The temperatures were too low on Jan. 8 and Jan. 15 for employees to work, the government has confirmed. However, the Professional Association of Foreign Service Officers (PAFSO) president Pamela Isfeld said there have been heating problems at the building for the last 15 months. The union has about 450 members in the building.

When The Hill Times asked about additional closures within the last 15 months, Global Affairs Canada media relations refused to confirm or deny that the problem is more long-term.

Temperatures in the Lester B. Pearson Building, a part of the Global Affairs Canada headquarters at 125 Sussex Dr., dropped throughout the morning of Jan. 15 before the heating system was restored around noon, said Nicolas Boucher, a spokesperson for Public Services and Procurement Canada (PSPC).

“In some locations, the floor temperatures in the building” ranged between 16 C and 17 C at approximately 9:45 a.m., he said in an emailed statement. By 11:10 a.m., the temperature in those same areas had increased by one degree Celsius. By noon, the heating system was functioning at capacity and the building increased to normal temperatures within a few hours. Approximately 3,000 employees work in the building. Global Affairs did not provide any information about the conditions that led to the Jan. 8 closure.

If a building is less than 17 C, it must be shut down, according to National Joint Council (NJC) guidelines. The NJC includes 18 public service bargaining agents, Treasury Board, and others who work together to resolve employment issues. On Jan. 15, the heating problem was “due to the loss of water from a broken pipe in the system,” said Mr. Boucher, adding “This pipe has been repaired and the system has returned to operational condition.” It’s unclear if broken pipes were the source of the Jan. 8 closure.

Mr. Boucher didn’t indicate whether the pipe broke due to cold temperatures, but there was a cold weather warning in effect the previous weekend. Jan. 15, a Monday, had a high of -15 C and a low of -24 C, according to Environment Canada. The previous day saw a high of -16 C and a low of -27 C.

Mr. Boucher said management directed employees to “work from alternate locations” while the building was closed. The heating system is original to the Lester B. Pearson Building, he added, which was constructed in 1973. Replacement of the heating system is scheduled during the Lester B. Pearson (LBP) Major Renovation Project expected to begin this year.

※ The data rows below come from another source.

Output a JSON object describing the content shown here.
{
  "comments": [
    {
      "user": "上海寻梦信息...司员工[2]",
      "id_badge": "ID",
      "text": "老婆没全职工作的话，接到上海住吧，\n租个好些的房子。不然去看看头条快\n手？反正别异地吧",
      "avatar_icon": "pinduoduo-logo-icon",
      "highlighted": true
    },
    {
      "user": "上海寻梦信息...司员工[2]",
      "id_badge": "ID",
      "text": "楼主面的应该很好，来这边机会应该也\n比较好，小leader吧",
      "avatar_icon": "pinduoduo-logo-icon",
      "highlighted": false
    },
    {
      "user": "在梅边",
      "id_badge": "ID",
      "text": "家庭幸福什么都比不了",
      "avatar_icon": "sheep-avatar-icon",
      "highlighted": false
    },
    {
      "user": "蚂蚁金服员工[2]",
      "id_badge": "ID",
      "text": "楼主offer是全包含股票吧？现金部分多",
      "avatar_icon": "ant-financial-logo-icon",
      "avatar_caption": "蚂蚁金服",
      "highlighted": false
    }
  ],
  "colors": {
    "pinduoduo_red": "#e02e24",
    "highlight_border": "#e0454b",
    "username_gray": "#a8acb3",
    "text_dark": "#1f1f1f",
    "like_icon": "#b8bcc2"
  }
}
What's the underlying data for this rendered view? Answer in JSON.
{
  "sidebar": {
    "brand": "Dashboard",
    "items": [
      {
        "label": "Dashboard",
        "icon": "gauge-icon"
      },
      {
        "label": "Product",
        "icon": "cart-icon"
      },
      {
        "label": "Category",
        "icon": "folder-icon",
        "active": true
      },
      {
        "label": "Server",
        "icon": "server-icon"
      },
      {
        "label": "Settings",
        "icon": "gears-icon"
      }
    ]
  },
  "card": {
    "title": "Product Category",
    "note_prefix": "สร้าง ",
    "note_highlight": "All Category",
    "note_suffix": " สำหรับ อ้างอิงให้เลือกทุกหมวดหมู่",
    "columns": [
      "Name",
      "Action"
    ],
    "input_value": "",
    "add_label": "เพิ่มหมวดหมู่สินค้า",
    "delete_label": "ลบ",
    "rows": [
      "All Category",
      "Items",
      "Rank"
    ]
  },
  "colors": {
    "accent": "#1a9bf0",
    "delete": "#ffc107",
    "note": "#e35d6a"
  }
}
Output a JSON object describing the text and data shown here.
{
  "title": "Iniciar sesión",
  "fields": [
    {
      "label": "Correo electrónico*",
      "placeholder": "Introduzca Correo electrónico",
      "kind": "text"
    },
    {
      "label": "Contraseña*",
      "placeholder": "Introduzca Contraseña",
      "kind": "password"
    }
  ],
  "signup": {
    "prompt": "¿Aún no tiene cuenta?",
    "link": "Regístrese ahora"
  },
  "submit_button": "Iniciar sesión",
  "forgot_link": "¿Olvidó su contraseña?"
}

PAFSO will continue to remind the government of its responsibility to provide a safe and healthy work environment, Ms. Isfeld said. The union represents 1,544 active and retired Foreign Service employees. Despite PAFSO being aware of the problem, a union spokesperson said there had not been any complaints.

“These problems may be linked to the overall condition of the building, which is badly overdue for renovation and repair,” Ms. Isfeld said in an emailed statement. “We’re pleased that the employer is beginning to address those issues over the longer term, and that, in these instances of heating issues, they took steps to fix the problem while allowing flexibility for employees to work from home on the days in question.”

Renovations to start soon

The Lester B. Pearson Building is owned by PSPC but managed by contractor Brookfield Properties. Heating the building costs about $700,000, annually, according to WaterToday, and it’s a part of an experimental retrofitting project to make the building more energy efficient.

The Hill Times asked for exact details on the renovation, but PSPC did not respond to questions by deadline. However, it did say an alternate working space is being established across the bridge in the John G. Diefenbaker Building at 111 Sussex Dr., so that employees can work there during the renovations. Mr. Boucher said the construction contract has just been awarded for the work to outfit the workspace, which opens this summer and will house 222 full-time employees at a time.